In the "Run the Code" section of README.md, the following step hangs:

  • Send currency from the first wallet to the second wallet created in the previous step (e.g., 30 atomic units of currency)
    # ./build/src/uhs/client/client-cli 2pc-compose.cfg mempool0.dat wallet0.dat send 30 <wallet address>
    

where <wallet address> is the address returned from running the client-cli with the newaddress keyword.

I followed the instructions in the sections "Launch the System" and "Setup test wallets and test them" for the 2PC architecture. The instructions are:

  1. Run the System
    # docker compose --file docker-compose-2pc.yml up --build
    
  2. Launch a container in which to run wallet commands (use --network atomizer-network instead of --network 2pc-network if using the atomizer architecture)
    # docker run --network 2pc-network -ti opencbdc-tx /bin/bash
    
  • Mint new coins (e.g., 10 new UTXOs each with a value of 5 atomic units of currency)

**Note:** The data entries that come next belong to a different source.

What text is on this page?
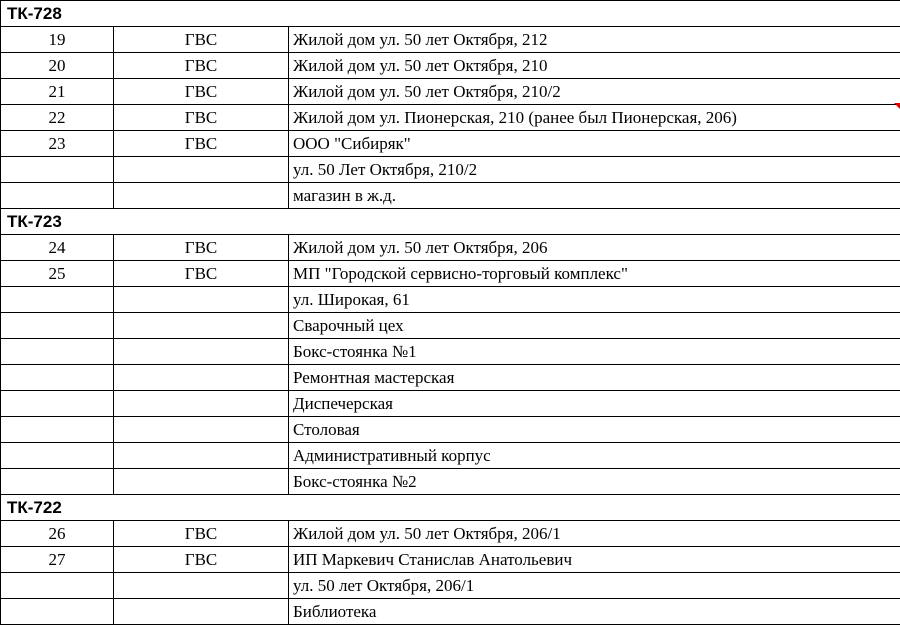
ТК-728		
19	ГВС	Жилой дом ул. 50 лет Октября, 212
20	ГВС	Жилой дом ул. 50 лет Октября, 210
21	ГВС	Жилой дом ул. 50 лет Октября, 210/2
22	ГВС	Жилой дом ул. Пионерская, 210 (ранее был Пионерская, 206)
23	ГВС	ООО "Сибиряк"
		ул. 50 Лет Октября, 210/2
		магазин в ж.д.
ТК-723		
24	ГВС	Жилой дом ул. 50 лет Октября, 206
25	ГВС	МП "Городской сервисно-торговый комплекс"
		ул. Широкая, 61
		Сварочный цех
		Бокс-стоянка №1
		Ремонтная мастерская
		Диспечерская
		Столовая
		Административный корпус
		Бокс-стоянка №2
ТК-722		
26	ГВС	Жилой дом ул. 50 лет Октября, 206/1
27	ГВС	ИП Маркевич Станислав Анатольевич
		ул. 50 лет Октября, 206/1
		Библиотека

    # ./build/src/uhs/client/client-cli 2pc-compose.cfg mempool0.dat wallet0.dat mint 10 5
    [2021-08-17 15:11:57.686] [WARN ] Existing wallet file not found
    [2021-08-17 15:11:57.686] [WARN ] Existing mempool not found
    4bc23da407c3a8110145c5b6c38199c8ec3b0e35ea66bbfd78f0ed65304ce6fa
    
  • Inspect the balance of a wallet

    # ./build/src/uhs/client/client-cli 2pc-compose.cfg mempool0.dat wallet0.dat info
    Balance: $0.50, UTXOs: 10, pending TXs: 0
    
  • Make a new wallet

    # ./build/src/uhs/client/client-cli 2pc-compose.cfg mempool1.dat wallet1.dat newaddress
    [2021-08-17 15:13:16.148] [WARN ] Existing wallet file not found
    [2021-08-17 15:13:16.148] [WARN ] Existing mempool not found
    usd1qrw038lx5n4wxx3yvuwdndpr7gnm347d6pn37uywgudzq90w7fsuk52kd5u
    
  • Send currency from the first wallet to the second wallet created in the previous step (e.g., 30 atomic units of currency)

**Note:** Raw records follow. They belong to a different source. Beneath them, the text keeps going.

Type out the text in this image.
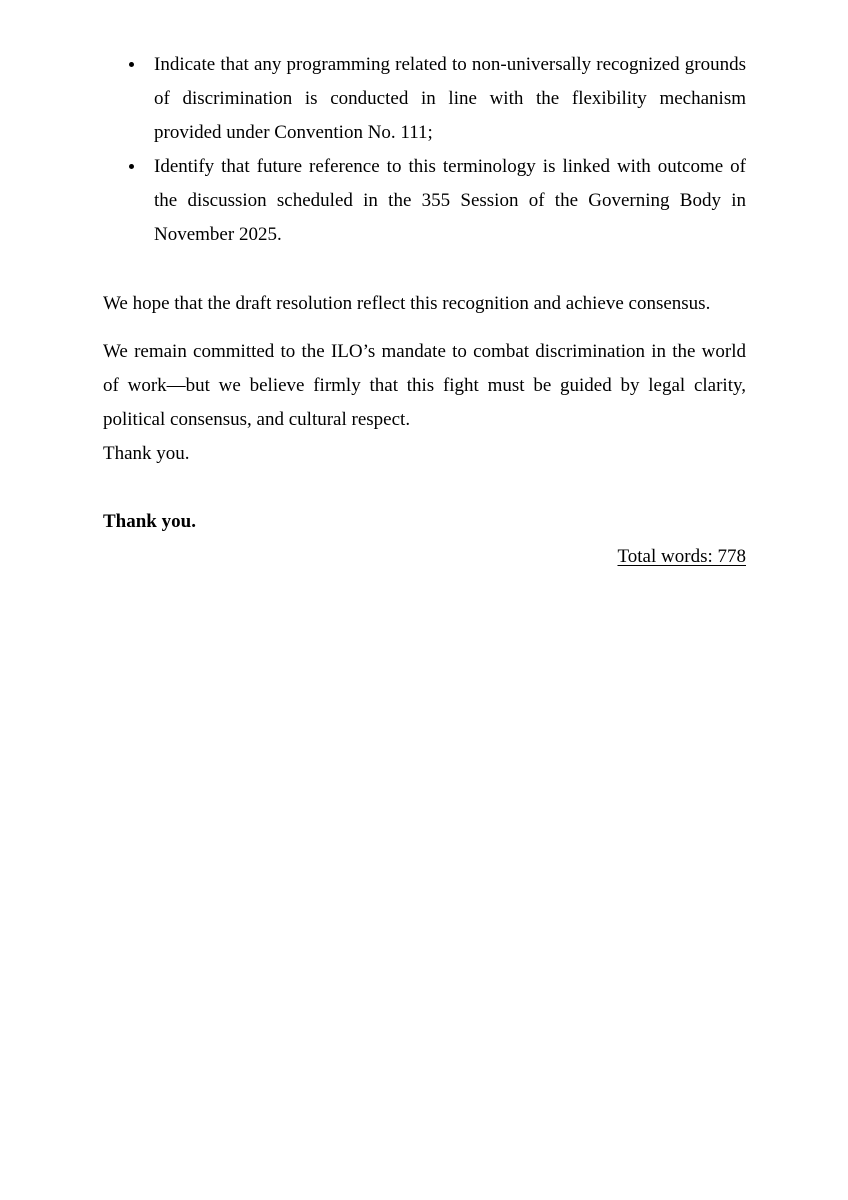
Indicate that any programming related to non-universally recognized grounds of discrimination is conducted in line with the flexibility mechanism provided under Convention No. 111;
Identify that future reference to this terminology is linked with outcome of the discussion scheduled in the 355 Session of the Governing Body in November 2025.

We hope that the draft resolution reflect this recognition and achieve consensus.

We remain committed to the ILO’s mandate to combat discrimination in the world of work—but we believe firmly that this fight must be guided by legal clarity, political consensus, and cultural respect.

Thank you.

Thank you.

Total words: 778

    # ./build/src/uhs/client/client-cli 2pc-compose.cfg mempool0.dat wallet0.dat send 30 usd1qrw038lx5n4wxx3yvuwdndpr7gnm347d6pn37uywgudzq90w7fsuk52kd5u
    

Code of Conduct

  • I agree to follow this project's Code of Conduct
@mszulcz-mitre mszulcz-mitre added the fix/bug Fixes errant behavior label Sep 27, 2022
@mszulcz-mitre
Copy link
Contributor Author

mszulcz-mitre commented Sep 27, 2022

@ykaravas repeated the steps above and also observed that the send-currency step hangs.

@kylecrawshaw
Copy link
Contributor

I've also observed this recently when running in a non-replicated configuration. This issue does not seem to occur when running RAFT components in a replicated configuration.

@HalosGhost
Copy link
Collaborator

I can also confirm running into this. @kylecrawshaw it's interesting that it doesn't occur in replicated configurations. Does anyone have any log output that would suggest where the issue is? At least for me, it seems to result in the components hanging as well (so no logs following the hang); is that true for everyone else?

@mszulcz-mitre
Copy link
Contributor Author

This commit seems to have caused the break:
b9a2597

This previous commit is the last one for which the send-currency step succeeds:
cb0e78d

@HalosGhost
Copy link
Collaborator

CC @metalicjames and @wadagso-gertjaap.

The commit that appears to have broken this process (b9a2597) really only has two effects: changing the level at which a lot of init-failure messages are logged, and removing early-returns which caused components to shutdown.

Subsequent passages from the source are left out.